Living with hip dysplasia

It was her funny waddling that prompted my husband and I to take our 18-month-old daughter to the doctor.

A few months later we were leaving hospital with our typically active toddler immobilised after the first of what would be three surgeries to help correct severe dysplasia in her left hip.

What is hip dysplasia?

Hip dysplasia, sometimes also known “clicky hips”, is caused when the ball at the top of the thighbone and the socket in the pelvis that it fits into, are misaligned or don’t fit together properly. 

Roughly one out of 20 newborns will have some type of hip instability (one in 10 if there is a family history of hip dysplasia) and up to four  out of every 1000 infants  are likely to require treatment . 

Risk factors for hip dysplasia

As in our case, first-born children and girls are  most susceptible to being born with hip dysplasia, as well as babies with a family history of hip dysplasia, born in a breech position or weighing over 4kg at birth – but the condition can potentially affect any child regardless of these risk factors.

Treatment for hip dysplasia 

Commonly, especially with babies up to six months old, a brace or harness can be fitted to help keep the femur and pelvis in the correct position to allow the hip’s ball and socket to develop normally.

For new parents, this can mean having to wrangle nappy changes and naptimes with the added challenge of a brace that holds little legs in the frog leg position which is believed to be a good position to help hips grow properly. 

In more serious cases, including those where diagnosis is after six months, surgery may be required to create the ball and socket, with a hip spica cast fitted to hold the hip in position.

The hip spica is a plaster cast that encases the body from the nipple to ankle, with the legs set in a wide frog-leg position. 

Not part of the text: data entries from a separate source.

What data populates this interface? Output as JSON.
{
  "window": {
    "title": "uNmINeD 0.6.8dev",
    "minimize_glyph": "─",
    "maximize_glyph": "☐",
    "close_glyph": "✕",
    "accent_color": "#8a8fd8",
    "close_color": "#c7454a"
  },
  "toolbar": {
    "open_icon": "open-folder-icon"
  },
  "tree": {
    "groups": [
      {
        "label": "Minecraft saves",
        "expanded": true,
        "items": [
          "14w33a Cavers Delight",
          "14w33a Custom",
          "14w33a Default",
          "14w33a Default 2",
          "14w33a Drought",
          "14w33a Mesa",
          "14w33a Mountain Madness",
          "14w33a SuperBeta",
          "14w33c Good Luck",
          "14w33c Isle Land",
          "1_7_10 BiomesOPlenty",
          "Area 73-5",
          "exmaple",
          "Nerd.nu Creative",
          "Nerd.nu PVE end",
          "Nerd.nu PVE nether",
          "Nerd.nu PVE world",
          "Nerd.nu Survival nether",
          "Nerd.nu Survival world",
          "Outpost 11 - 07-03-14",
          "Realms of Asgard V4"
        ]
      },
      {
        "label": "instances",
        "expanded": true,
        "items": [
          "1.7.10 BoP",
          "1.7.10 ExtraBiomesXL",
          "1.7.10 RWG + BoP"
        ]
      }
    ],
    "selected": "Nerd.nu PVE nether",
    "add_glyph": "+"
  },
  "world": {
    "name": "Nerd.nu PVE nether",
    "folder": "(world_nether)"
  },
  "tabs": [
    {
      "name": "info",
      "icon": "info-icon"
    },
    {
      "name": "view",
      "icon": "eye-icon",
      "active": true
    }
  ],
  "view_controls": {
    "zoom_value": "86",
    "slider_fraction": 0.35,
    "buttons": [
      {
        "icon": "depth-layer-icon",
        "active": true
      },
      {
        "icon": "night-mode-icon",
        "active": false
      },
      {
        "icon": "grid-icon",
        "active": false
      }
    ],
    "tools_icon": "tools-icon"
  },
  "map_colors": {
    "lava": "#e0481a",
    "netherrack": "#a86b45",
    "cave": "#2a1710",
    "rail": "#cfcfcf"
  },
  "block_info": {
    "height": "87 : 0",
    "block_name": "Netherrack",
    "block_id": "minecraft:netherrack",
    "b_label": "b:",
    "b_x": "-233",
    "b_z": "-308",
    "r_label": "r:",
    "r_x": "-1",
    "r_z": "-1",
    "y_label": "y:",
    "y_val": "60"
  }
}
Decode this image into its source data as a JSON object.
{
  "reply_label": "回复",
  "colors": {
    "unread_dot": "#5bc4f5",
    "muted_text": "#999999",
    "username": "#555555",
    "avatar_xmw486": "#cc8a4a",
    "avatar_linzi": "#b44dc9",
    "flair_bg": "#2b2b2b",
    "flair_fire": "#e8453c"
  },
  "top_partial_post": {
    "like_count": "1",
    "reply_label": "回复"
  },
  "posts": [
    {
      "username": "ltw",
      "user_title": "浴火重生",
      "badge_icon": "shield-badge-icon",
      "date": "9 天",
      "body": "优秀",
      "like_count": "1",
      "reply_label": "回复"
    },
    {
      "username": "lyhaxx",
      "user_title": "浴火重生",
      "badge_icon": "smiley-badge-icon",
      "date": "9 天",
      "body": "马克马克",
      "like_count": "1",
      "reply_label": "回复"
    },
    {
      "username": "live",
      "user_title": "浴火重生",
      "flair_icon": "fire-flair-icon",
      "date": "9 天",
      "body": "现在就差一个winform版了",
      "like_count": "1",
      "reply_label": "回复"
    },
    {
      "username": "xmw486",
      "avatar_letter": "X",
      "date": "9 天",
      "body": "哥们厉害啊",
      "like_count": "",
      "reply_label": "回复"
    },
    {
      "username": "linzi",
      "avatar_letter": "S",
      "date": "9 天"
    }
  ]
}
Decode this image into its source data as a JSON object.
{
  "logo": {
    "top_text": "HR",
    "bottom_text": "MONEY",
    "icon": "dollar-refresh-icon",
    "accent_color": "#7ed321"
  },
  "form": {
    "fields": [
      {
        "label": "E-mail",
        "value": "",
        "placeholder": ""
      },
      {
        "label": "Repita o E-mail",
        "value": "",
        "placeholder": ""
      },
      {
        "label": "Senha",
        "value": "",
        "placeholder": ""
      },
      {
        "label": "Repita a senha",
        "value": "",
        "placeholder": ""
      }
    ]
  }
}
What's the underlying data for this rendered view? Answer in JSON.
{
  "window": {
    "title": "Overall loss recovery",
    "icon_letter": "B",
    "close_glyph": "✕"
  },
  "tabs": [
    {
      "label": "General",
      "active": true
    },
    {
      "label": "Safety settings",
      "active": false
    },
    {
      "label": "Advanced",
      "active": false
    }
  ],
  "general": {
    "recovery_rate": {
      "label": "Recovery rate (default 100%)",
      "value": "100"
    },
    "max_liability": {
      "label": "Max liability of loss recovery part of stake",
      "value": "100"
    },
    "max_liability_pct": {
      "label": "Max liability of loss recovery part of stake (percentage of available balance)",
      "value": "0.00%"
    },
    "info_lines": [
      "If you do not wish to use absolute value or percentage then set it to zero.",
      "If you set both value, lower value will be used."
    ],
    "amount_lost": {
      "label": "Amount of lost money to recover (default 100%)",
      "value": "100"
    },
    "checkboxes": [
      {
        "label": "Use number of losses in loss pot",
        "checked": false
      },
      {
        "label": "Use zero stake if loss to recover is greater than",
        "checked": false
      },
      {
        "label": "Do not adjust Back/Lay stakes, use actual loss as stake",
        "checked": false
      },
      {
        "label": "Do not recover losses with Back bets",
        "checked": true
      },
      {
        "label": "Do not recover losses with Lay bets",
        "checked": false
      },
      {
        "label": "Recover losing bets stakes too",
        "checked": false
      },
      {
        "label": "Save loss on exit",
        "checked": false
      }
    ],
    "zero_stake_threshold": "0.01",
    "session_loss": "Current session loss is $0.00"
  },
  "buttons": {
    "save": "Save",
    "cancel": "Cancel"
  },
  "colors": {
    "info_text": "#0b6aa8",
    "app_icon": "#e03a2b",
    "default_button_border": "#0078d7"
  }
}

An opening is left in the cast at the groin to allow your child to go to the toilet and given that many children fitted with spicas are too young to have been toilet trained, careful nappy placement is really important to help prevent any leakages.
Ada's op Daylesford

Tips to help you care for a child with a spica plaster

If your child is in a spica plaster, here are some tips to help make them a little more comfy:  
 
To help a child in a spica cast sit more comfortably, beanbags can help. We paired the beanbag with a homemade “spica table”, which is a table with a semi circle cut out of it, providing a comfortable place to sit and eat or do craft activities. These tables can often be purchased from private companies, loaned from hospitals or made using old coffee or kids’ tables.
 
Most high chairs do not accommodate spica casts due to the width at which a child’s legs are set – but we found a cheap alternative was a portable fabric chair harness that could be tied to any size or style of chair.
 
Many other items, such as the seatbelt extenders required to fit children with spica casts into car seats can be hired, while there are also online stores that sell clothes, sleeping bags and other items specifically designed for children in braces and spica casts.